Here are five key findings from the study group, which was headed by Carlos Alberto Parreira, and also included Marco van Basten (Fifa’s chief technical development officer), Emmanuel Amunike, Bora Milutinovic, Andy Roxburgh and Pascal Zuberbuhler, a goalkeeping specialist in Fifa’s Technical Development Division. It was overseen by Fifa’s coaching and player development department, which is led by Branimir Ujevic.
1. Playmakers such as Pogba and Modric are vital
Paul Pogba may split opinion when he's wearing the colours of Manchester United, but he certainly did the business for France, scoring in the final against Croatia when he came up against the other outstanding midfielder of the tournament Luca Modric, who according to Fifa "stole the show".
Fifa observed that there were less of the so-called playmakers this time around and highlighted that the three previous World Cup winners all had prominent playmakers - namely Andrea Pirlo, for Italy in 2006, Andres Iniesta and Xavi for Spain in 2010 and Germany's Bastian Schweinsteiger in Brazil four years ago.
And there's a wonderful quote from Roxburgh: "You can't manufacture a maestro."
2. High possession doesn't bring success
Spain may have had success in the past with their tiki-taka style of keep-ball, but this time around it failed to propel them beyond the last 16. Their average of 69 per cent per match was the highest, ahead of Germany with 67 per cent during their their group matches before they were knocked out. Argentina were third with 64 per cent while Saudi Arabia, who also went home early, were fourth with 58 per cent. Winners France meanwhile were down in 19th place with 48 per cent per match.
3. Neither does running the furthest
Serbia averaged the highest distance covered during a match with 112,987 miles, followed by Germany and Russia. France were way down in 28th place. What's interesting here is that France were low on possession as well, so it wasn't as if they were making their opponents chase them while they kept hold of the ball. Instead it was about conserving energy for the key moments, as shown by Kylian Mbappe's explosive pace.
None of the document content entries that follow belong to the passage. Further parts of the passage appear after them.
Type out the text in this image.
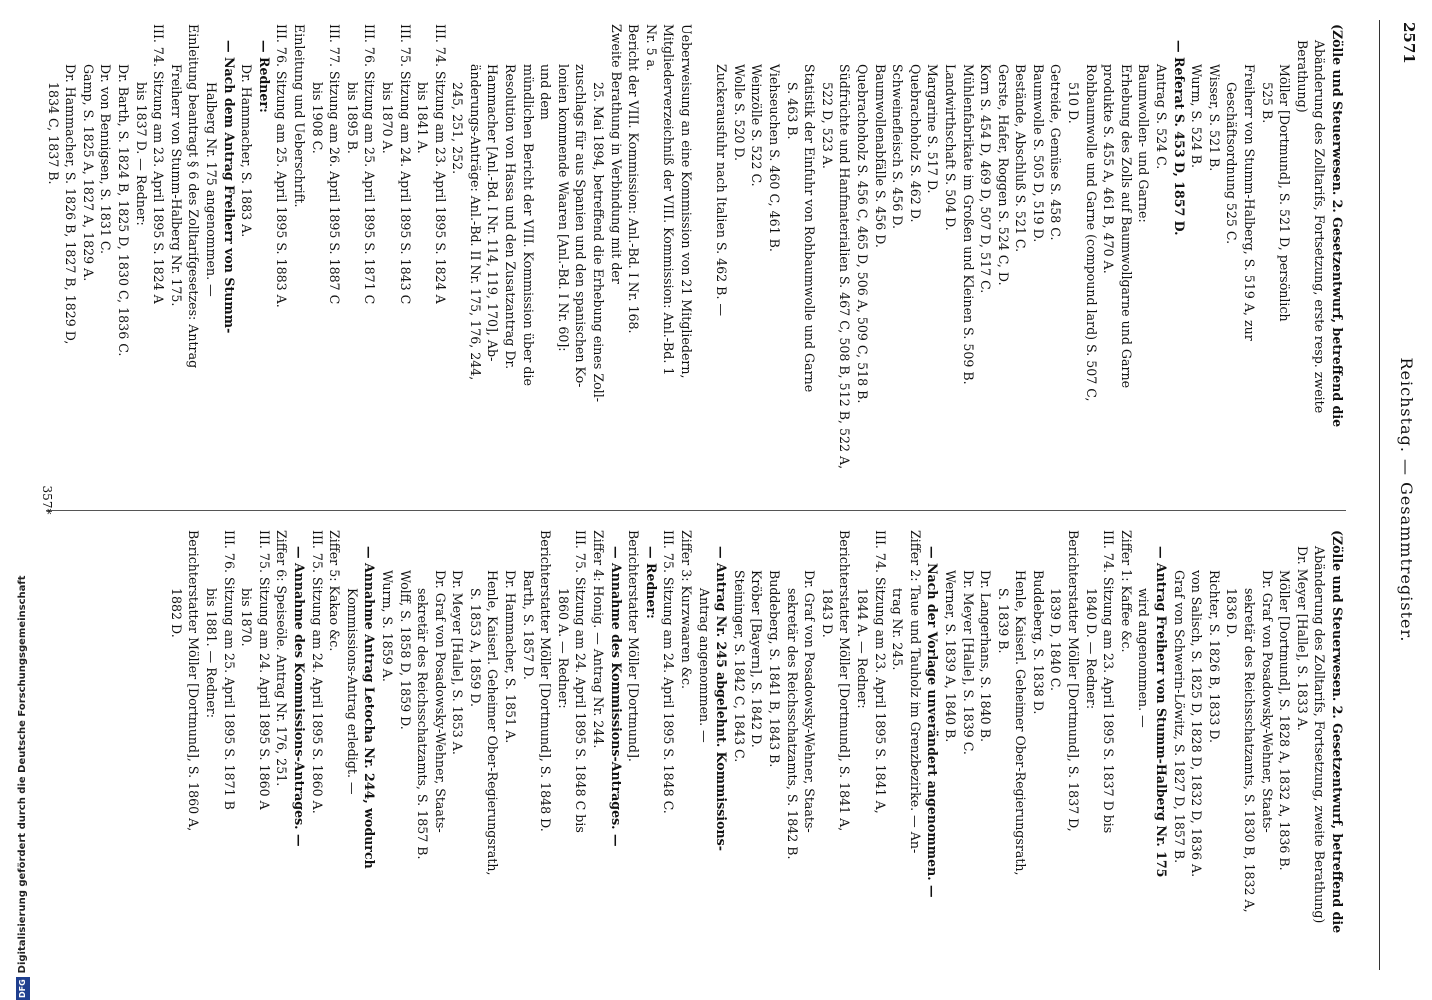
2571
Reichstag. — Gesammtregister.
(Zölle und Steuerwesen. 2. Gesetzentwurf, betreffend die
Abänderung des Zolltarifs, Fortsetzung, erste resp. zweite
Berathung)
Möller [Dortmund], S. 521 D, persönlich
525 B.
Freiherr von Stumm-Halberg, S. 519 A, zur
Geschäftsordnung 525 C.
Wisser, S. 521 B.
Wurm, S. 524 B.
— Referat S. 453 D, 1857 D.
Antrag S. 524 C.
Baumwollen- und Garne:
Erhebung des Zolls auf Baumwollgarne und Garne
produkte S. 455 A, 461 B, 470 A.
Rohbaumwolle und Garne (compound lard) S. 507 C,
510 D.
Getreide, Gemüse S. 458 C.
Baumwolle S. 505 D, 519 D.
Bestände, Abschluß S. 521 C.
Gerste, Hafer, Roggen S. 524 C, D.
Korn S. 454 D, 469 D, 507 D, 517 C.
Mühlenfabrikate im Großen und Kleinen S. 509 B.
Landwirthschaft S. 504 D.
Margarine S. 517 D.
Quebrachoholz S. 462 D.
Schweinefleisch S. 456 D.
Baumwollenabfälle S. 456 D.
Quebrachoholz S. 456 C, 465 D, 506 A, 509 C, 518 B.
Südfrüchte und Hanfmaterialien S. 467 C, 508 B, 512 B, 522 A,
522 D, 523 A.
Statistik der Einfuhr von Rohbaumwolle und Garne
S. 463 B.
Viehseuchen S. 460 C, 461 B.
Weinzölle S. 522 C.
Wolle S. 520 D.
Zuckerausfuhr nach Italien S. 462 B. —

Ueberweisung an eine Kommission von 21 Mitgliedern,
Mitgliederverzeichniß der VIII. Kommission: Anl.-Bd. 1
Nr. 5 a.
Bericht der VIII. Kommission: Anl.-Bd. I Nr. 168.
Zweite Berathung in Verbindung mit der
25. Mai 1894, betreffend die Erhebung eines Zoll-
zuschlags für aus Spanien und den spanischen Ko-
lonien kommende Waaren [Anl.-Bd. I Nr. 60]:
und dem
mündlichen Bericht der VIII. Kommission über die
Resolution von Hassa und den Zusatzantrag Dr.
Hammacher [Anl.-Bd. I Nr. 114, 119, 170], Ab-
änderungs-Anträge: Anl.-Bd. II Nr. 175, 176, 244,
245, 251, 252.
III. 74. Sitzung am 23. April 1895 S. 1824 A
bis 1841 A.
III. 75. Sitzung am 24. April 1895 S. 1843 C
bis 1870 A.
III. 76. Sitzung am 25. April 1895 S. 1871 C
bis 1895 B.
III. 77. Sitzung am 26. April 1895 S. 1887 C
bis 1908 C.
Einleitung und Ueberschrift.
III. 76. Sitzung am 25. April 1895 S. 1883 A.
— Redner:
Dr. Hammacher, S. 1883 A.
— Nach dem Antrag Freiherr von Stumm-
Halberg Nr. 175 angenommen. —
Einleitung beantragt § 6 des Zolltarifgesetzes: Antrag
Freiherr von Stumm-Halberg Nr. 175.
III. 74. Sitzung am 23. April 1895 S. 1824 A
bis 1837 D. — Redner:
Dr. Barth, S. 1824 B, 1825 D, 1830 C, 1836 C.
Dr. von Bennigsen, S. 1831 C.
Gamp, S. 1825 A, 1827 A, 1829 A.
Dr. Hammacher, S. 1826 B, 1827 B, 1829 D,
1834 C, 1837 B.
(Zölle und Steuerwesen. 2. Gesetzentwurf, betreffend die
Abänderung des Zolltarifs, Fortsetzung, zweite Berathung)
Dr. Meyer [Halle], S. 1833 A.
Möller [Dortmund], S. 1828 A, 1832 A, 1836 B.
Dr. Graf von Posadowsky-Wehner, Staats-
sekretär des Reichsschatzamts, S. 1830 B, 1832 A,
1836 D.
Richter, S. 1826 B, 1833 D.
von Salisch, S. 1825 D, 1828 D, 1832 D, 1836 A.
Graf von Schwerin-Löwitz, S. 1827 D, 1857 B.
— Antrag Freiherr von Stumm-Halberg Nr. 175
wird angenommen. —
Ziffer 1: Kaffee &c.
III. 74. Sitzung am 23. April 1895 S. 1837 D bis
1840 D. — Redner:
Berichterstatter Möller [Dortmund], S. 1837 D,
1839 D, 1840 C.
Buddeberg, S. 1838 D.
Henle, Kaiserl. Geheimer Ober-Regierungsrath,
S. 1839 B.
Dr. Langerhans, S. 1840 B.
Dr. Meyer [Halle], S. 1839 C.
Werner, S. 1839 A, 1840 B.
— Nach der Vorlage unverändert angenommen. —
Ziffer 2: Taue und Tauholz im Grenzbezirke. — An-
trag Nr. 245.
III. 74. Sitzung am 23. April 1895 S. 1841 A,
1844 A. — Redner:
Berichterstatter Möller [Dortmund], S. 1841 A,
1843 D.
Dr. Graf von Posadowsky-Wehner, Staats-
sekretär des Reichsschatzamts, S. 1842 B.
Buddeberg, S. 1841 B, 1843 B.
Kröber [Bayern], S. 1842 D.
Steininger, S. 1842 C, 1843 C.
— Antrag Nr. 245 abgelehnt. Kommissions-
Antrag angenommen. —
Ziffer 3: Kurzwaaren &c.
III. 75. Sitzung am 24. April 1895 S. 1848 C.
— Redner:
Berichterstatter Möller [Dortmund].
— Annahme des Kommissions-Antrages. —
Ziffer 4: Honig. — Antrag Nr. 244.
III. 75. Sitzung am 24. April 1895 S. 1848 C bis
1860 A. — Redner:
Berichterstatter Möller [Dortmund], S. 1848 D.
Barth, S. 1857 D.
Dr. Hammacher, S. 1851 A.
Henle, Kaiserl. Geheimer Ober-Regierungsrath,
S. 1853 A, 1859 D.
Dr. Meyer [Halle], S. 1853 A.
Dr. Graf von Posadowsky-Wehner, Staats-
sekretär des Reichsschatzamts, S. 1857 B.
Wolff, S. 1858 D, 1859 D.
Wurm, S. 1859 A.
— Annahme Antrag Letocha Nr. 244, wodurch
Kommissions-Antrag erledigt. —
Ziffer 5: Kakao &c.
III. 75. Sitzung am 24. April 1895 S. 1860 A.
— Annahme des Kommissions-Antrages. —
Ziffer 6: Speiseöle. Antrag Nr. 176, 251.
III. 75. Sitzung am 24. April 1895 S. 1860 A
bis 1870.
III. 76. Sitzung am 25. April 1895 S. 1871 B
bis 1881. — Redner:
Berichterstatter Möller [Dortmund], S. 1860 A,
1882 D.
357*
DFGDigitalisierung gefördert durch die Deutsche Forschungsgemeinschaft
This point was highlighted by former Croatia and AC Milan midfielder Zvonimir Boban, now a Fifa deputy secretary general. He wrote: "... the pressing game was far less prevalent than previously, in what is a highly understandable development. At a tournament of the magnitude of the World Cup, energy levels and mental sharpness need to be conserved as far as possible and teams must focus on being consistent and having the ability to read matches better than the opposition."
4. The relationship between full-backs and holding midfielders
Hardly the most glamorous of roles, the holding midfielder is a pivotal part of every team these days. And part of that is because of the evolution of the full-back.
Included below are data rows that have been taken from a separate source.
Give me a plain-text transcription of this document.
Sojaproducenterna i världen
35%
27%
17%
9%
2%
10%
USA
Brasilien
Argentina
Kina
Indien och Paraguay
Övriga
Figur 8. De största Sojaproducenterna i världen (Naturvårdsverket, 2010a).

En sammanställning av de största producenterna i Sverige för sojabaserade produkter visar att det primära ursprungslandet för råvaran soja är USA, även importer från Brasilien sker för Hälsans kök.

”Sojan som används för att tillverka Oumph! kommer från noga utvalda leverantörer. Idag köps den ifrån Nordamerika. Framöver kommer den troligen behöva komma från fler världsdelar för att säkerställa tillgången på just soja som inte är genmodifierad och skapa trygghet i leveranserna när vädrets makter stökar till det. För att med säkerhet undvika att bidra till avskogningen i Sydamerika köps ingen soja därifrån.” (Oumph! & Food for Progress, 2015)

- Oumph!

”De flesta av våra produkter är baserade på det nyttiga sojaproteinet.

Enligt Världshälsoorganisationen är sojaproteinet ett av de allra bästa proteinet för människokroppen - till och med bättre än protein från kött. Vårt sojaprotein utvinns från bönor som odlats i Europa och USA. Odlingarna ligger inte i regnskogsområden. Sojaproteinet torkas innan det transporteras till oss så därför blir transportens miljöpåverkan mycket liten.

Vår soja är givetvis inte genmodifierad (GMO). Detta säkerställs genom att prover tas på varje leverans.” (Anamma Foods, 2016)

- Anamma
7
Fifa said that previously, the left- and right-sided midfielders almost exclusively occupied the wide areas, operating as wingers, but the game has evolved and this is no longer the case. We typically only used to see one full-back joining in with attacks, whereas now both full-backs look to exploit the space down the flanks.
Parreira said: "Holding midfielders have such an important role as they give the team balance, allowing you to release both full-backs at the same time."
Whether teams are lining up 3-5-2 or 5-3-2, Fifa sees the wide player on both sides now acting as a wing-back and has "witnessed fewer traditional overlaps due to teams' dynamic interchanging of positions".
So, for every Marcelo or Benjamin Pavard you have charging down the wing from defence, you need a Casemiro or N'Golo Kante sitting in ready to cover.
5. Is the traditional No 9 dying out?
The amount of space between the deepest defender and highest attacker was "dramatically reduced", according to Fifa, which led to less long-range shots as teams struggled to find an opening.
It said the role of the traditional No 9 has therefore become more challenging due to the limited space as teams are more organised. The experiences of England's Harry Kane during the tournament are a fine example of this. He may have won the golden boot but barely had a sniff of goal after the group stage and beyond his success from the penalty spot.
Olivier Giroud was a regular in France's frontline but not only failed to find the net, he failed to register a shot on target, while those operating in more roaming roles from deeper areas - Antoine Griezmann and Mbappe - found scoring chances more frequently.